Plan de Développement du Secteur de l’Électricité (PDSCE) à l’horizon 2030
Ce document a été élaboré en juillet 2006, pour planifier une série d’investissements dans de grands projets d’infrastructures, afin de renforcer la capacité de production d’électricité du Cameroun.

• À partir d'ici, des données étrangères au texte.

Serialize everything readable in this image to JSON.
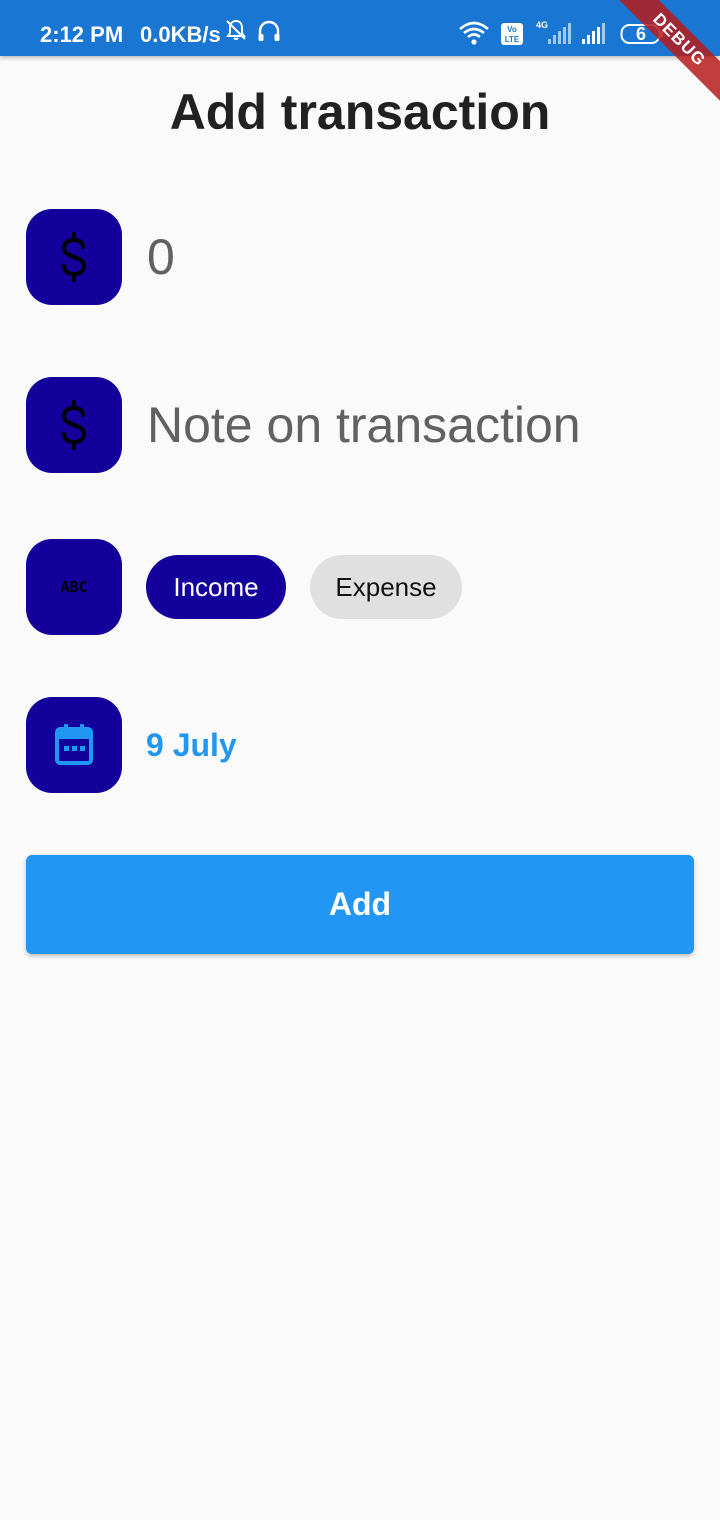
{
  "status_bar": {
    "time": "2:12 PM",
    "network_speed": "0.0KB/s",
    "battery": "6",
    "icons": [
      "bell-off-icon",
      "headphones-icon",
      "wifi-icon",
      "volte-icon",
      "signal-4g-icon",
      "signal-icon",
      "battery-icon"
    ],
    "color": "#1976d2"
  },
  "debug_banner": "DEBUG",
  "header": {
    "title": "Add transaction"
  },
  "form": {
    "amount": {
      "icon": "dollar-icon",
      "value": "0"
    },
    "note": {
      "icon": "dollar-icon",
      "placeholder": "Note on transaction"
    },
    "type": {
      "icon": "abc-icon",
      "options": [
        "Income",
        "Expense"
      ],
      "selected": "Income"
    },
    "date": {
      "icon": "calendar-icon",
      "value": "9 July"
    },
    "submit_label": "Add"
  },
  "colors": {
    "icon_box": "#14009a",
    "accent": "#2196f3",
    "chip_unselected": "#e0e0e0"
  }
}
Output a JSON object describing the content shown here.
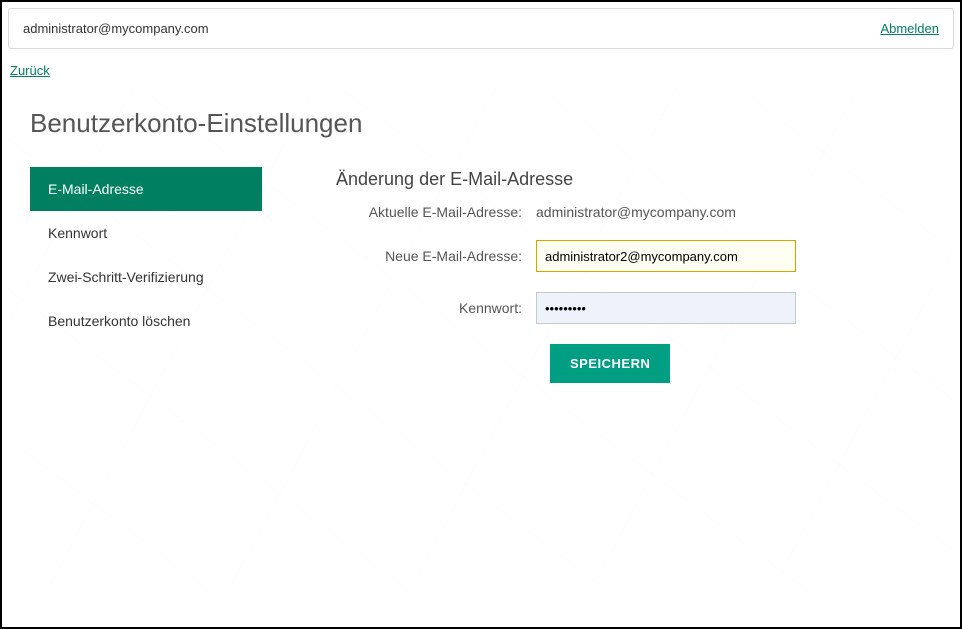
{
  "header": {
    "user_email": "administrator@mycompany.com",
    "logout_label": "Abmelden"
  },
  "back_label": "Zurück",
  "page_title": "Benutzerkonto-Einstellungen",
  "sidebar": {
    "items": [
      {
        "label": "E-Mail-Adresse",
        "active": true
      },
      {
        "label": "Kennwort",
        "active": false
      },
      {
        "label": "Zwei-Schritt-Verifizierung",
        "active": false
      },
      {
        "label": "Benutzerkonto löschen",
        "active": false
      }
    ]
  },
  "form": {
    "section_title": "Änderung der E-Mail-Adresse",
    "current_email_label": "Aktuelle E-Mail-Adresse:",
    "current_email_value": "administrator@mycompany.com",
    "new_email_label": "Neue E-Mail-Adresse:",
    "new_email_value": "administrator2@mycompany.com",
    "password_label": "Kennwort:",
    "password_value": "•••••••••",
    "submit_label": "Speichern"
  }
}
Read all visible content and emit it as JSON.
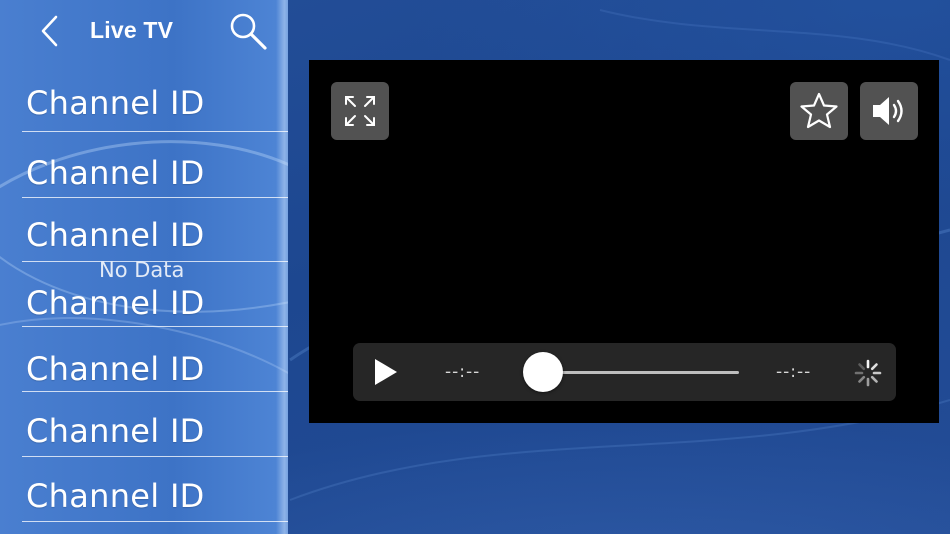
{
  "header": {
    "title": "Live TV"
  },
  "channels": [
    {
      "label": "Channel ID"
    },
    {
      "label": "Channel ID"
    },
    {
      "label": "Channel ID"
    },
    {
      "label": "Channel ID"
    },
    {
      "label": "Channel ID"
    },
    {
      "label": "Channel ID"
    },
    {
      "label": "Channel ID"
    }
  ],
  "channel_list": {
    "empty_text": "No Data"
  },
  "player": {
    "current_time": "--:--",
    "total_time": "--:--",
    "progress": 0,
    "buttons": {
      "fullscreen_icon": "expand-arrows-icon",
      "favorite_icon": "star-outline-icon",
      "volume_icon": "speaker-icon",
      "play_icon": "play-icon",
      "loading_icon": "spinner-icon"
    }
  },
  "colors": {
    "background": "#1f4a93",
    "sidebar": "#3d73c6",
    "player_background": "#000000",
    "controls_background": "#262626"
  }
}
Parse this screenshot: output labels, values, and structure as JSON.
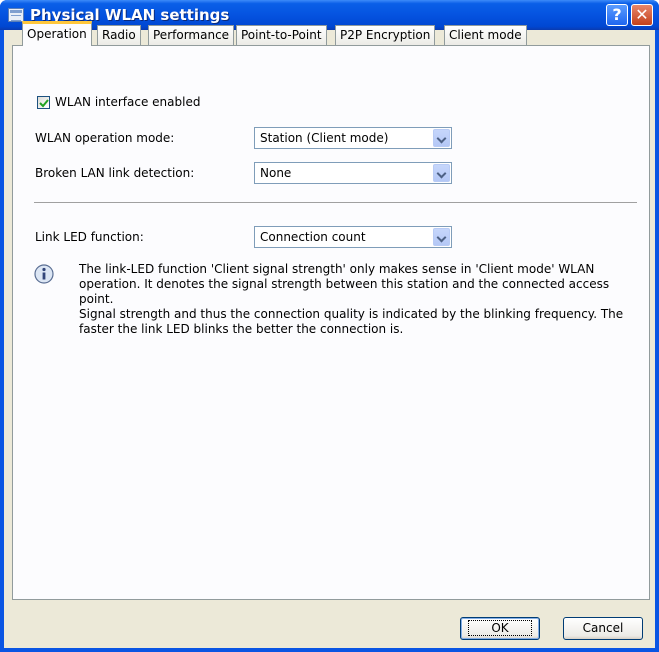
{
  "window": {
    "title": "Physical WLAN settings"
  },
  "tabs": [
    {
      "label": "Operation",
      "active": true
    },
    {
      "label": "Radio"
    },
    {
      "label": "Performance"
    },
    {
      "label": "Point-to-Point"
    },
    {
      "label": "P2P Encryption"
    },
    {
      "label": "Client mode"
    }
  ],
  "operation": {
    "wlan_enabled": {
      "label": "WLAN interface enabled",
      "checked": true
    },
    "operation_mode": {
      "label": "WLAN operation mode:",
      "value": "Station (Client mode)"
    },
    "broken_lan": {
      "label": "Broken LAN link detection:",
      "value": "None"
    },
    "link_led": {
      "label": "Link LED function:",
      "value": "Connection count"
    },
    "info": {
      "line1": "The link-LED function 'Client signal strength' only makes sense in 'Client mode' WLAN operation. It denotes the signal strength between this station and the connected access point.",
      "line2": "Signal strength and thus the connection quality is indicated by the blinking frequency. The faster the link LED blinks the better the connection is."
    }
  },
  "buttons": {
    "ok": "OK",
    "cancel": "Cancel"
  },
  "icons": {
    "window": "window-app-icon",
    "help": "help-icon",
    "close": "close-icon",
    "info": "info-icon",
    "check": "checkmark-icon",
    "dropdown": "chevron-down-icon"
  }
}
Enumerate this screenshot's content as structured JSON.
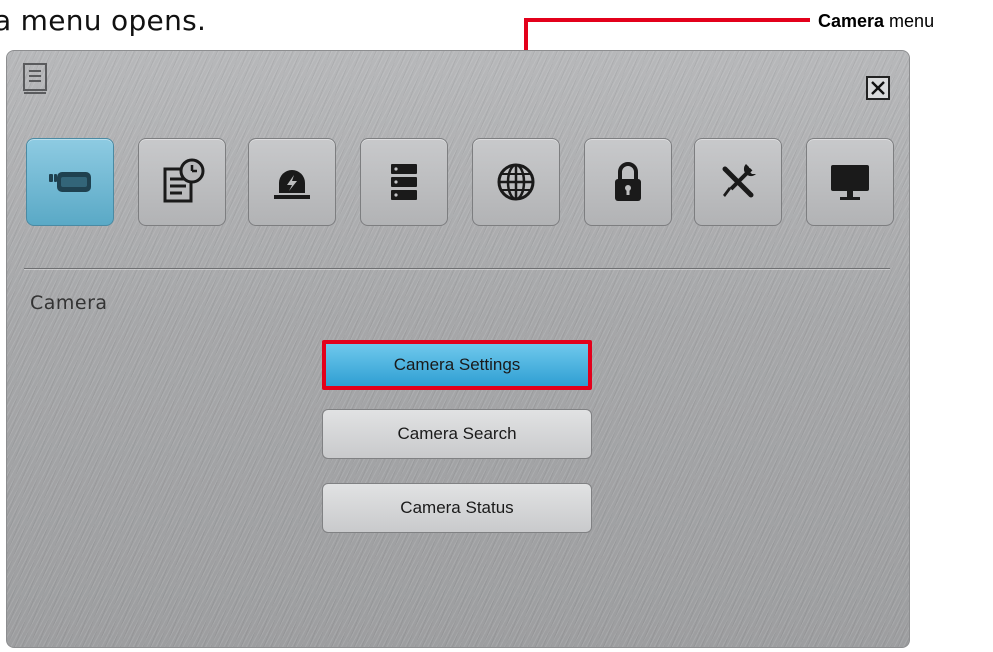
{
  "doc": {
    "intro_text": "a menu opens.",
    "callout_bold": "Camera",
    "callout_rest": " menu"
  },
  "dialog": {
    "section_title": "Camera",
    "tabs": [
      {
        "icon": "camera-icon",
        "active": true
      },
      {
        "icon": "schedule-icon",
        "active": false
      },
      {
        "icon": "alarm-icon",
        "active": false
      },
      {
        "icon": "storage-icon",
        "active": false
      },
      {
        "icon": "network-icon",
        "active": false
      },
      {
        "icon": "lock-icon",
        "active": false
      },
      {
        "icon": "tools-icon",
        "active": false
      },
      {
        "icon": "display-icon",
        "active": false
      }
    ],
    "buttons": [
      {
        "label": "Camera Settings",
        "selected": true
      },
      {
        "label": "Camera Search",
        "selected": false
      },
      {
        "label": "Camera Status",
        "selected": false
      }
    ]
  },
  "colors": {
    "highlight": "#e3001b",
    "active_tab": "#5aa9c6",
    "selected_button": "#2f9fd3"
  }
}
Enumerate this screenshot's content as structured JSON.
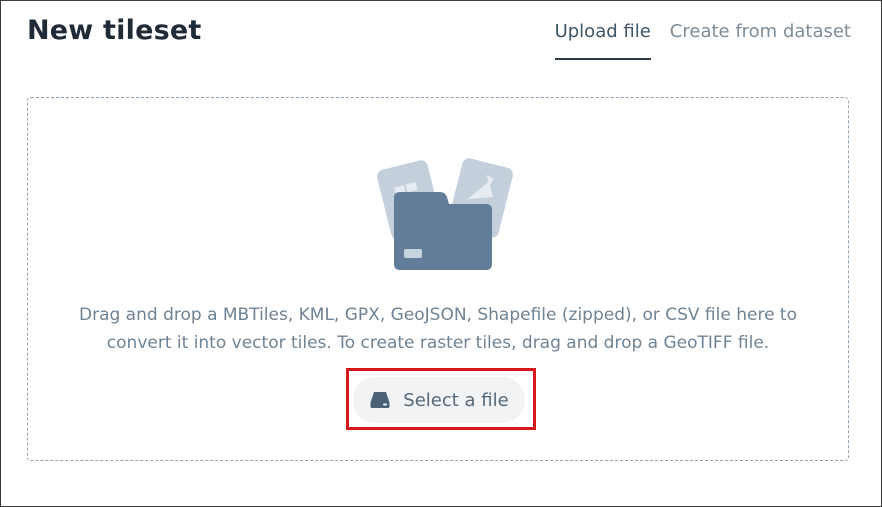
{
  "header": {
    "title": "New tileset",
    "tabs": [
      {
        "label": "Upload file",
        "active": true
      },
      {
        "label": "Create from dataset",
        "active": false
      }
    ]
  },
  "dropzone": {
    "illustration_icon": "folder-with-map-tiles-icon",
    "instructions_line1": "Drag and drop a MBTiles, KML, GPX, GeoJSON, Shapefile (zipped), or CSV file here to",
    "instructions_line2": "convert it into vector tiles. To create raster tiles, drag and drop a GeoTIFF file.",
    "select_button": {
      "label": "Select a file",
      "icon": "hard-drive-icon"
    }
  },
  "colors": {
    "title": "#1f2a37",
    "tab_active": "#3e5566",
    "tab_inactive": "#7d8d9a",
    "dropzone_border": "#8fa3b3",
    "instructions_text": "#6f8394",
    "folder_fill": "#627d9a",
    "tile_fill": "#c4cfdc",
    "button_bg": "#f1f3f5",
    "highlight": "#d7191c"
  }
}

Le tableau ci-après donne la liste des projets à réaliser sur le court, moyen et long terme :
Tableau 5: Liste des projets énergétiques à réaliser à long et moyen terme, Source : MINEE (Cameroun vision 2035) | ||
---|---|---|
Libellé Infrastructures | Puissance installée (en MW) | Réseau de raccordement |
Infrastructures à court terme | ||
centrale à fuel lourd Yassa (Douala) | 86 | RIS |
centrale à gaz naturel de Kribi | 216 | RIS |
barrage réservoir à Lom Pangar | 30 MW sans le RE + ajouts à Edéa et à Song | RE |
Infrastructures à moyen et long terme | ||
centrale hydroélectrique de Nachtigal | 330 | RIS |
centrale hydroélectrique de Song Mbengue | 950 | RIS |
centrale hydroélectrique Memve’ele | 120-201 | RIS |
centrale hydroélectrique de Kikot | 350-550 | RIS |
centrale hydroélectrique de Njock | 270 | RIS |
centrale hydroélectrique de Ngodi | 475 | RIS |
centrale hydroélectrique de Song Ndong | 250-300 | RIS |
centrale hydroélectrique de Nyanzom | 375 | RIS |
centrale hydroélectrique de Bayomen | 470 | RIS |
centrale hydroélectrique de Mouila Mogue | 350 | RIS |
centrale hydroélectrique de Bangangté | 90 | RIS |
centrale hydroélectrique de Warak | 50 | RIN |
centrale hydroélectrique de Colomine | 12 | RE |
Fonds d’Energie Rurale (FER)
Le Décret N° 2009/409 du 10 décembre 2009 portant création, organisation et fonctionnement du Fonds d’Energie Rurale (FER), apportait un instrument nouveau dans le développement de l’accès à l’énergie dans les zones rurales grâce au mécanisme de subvention, des financements des programmes et projets de développement des infrastructures de transport et fourniture d’énergie aux populations vivant en milieu rural.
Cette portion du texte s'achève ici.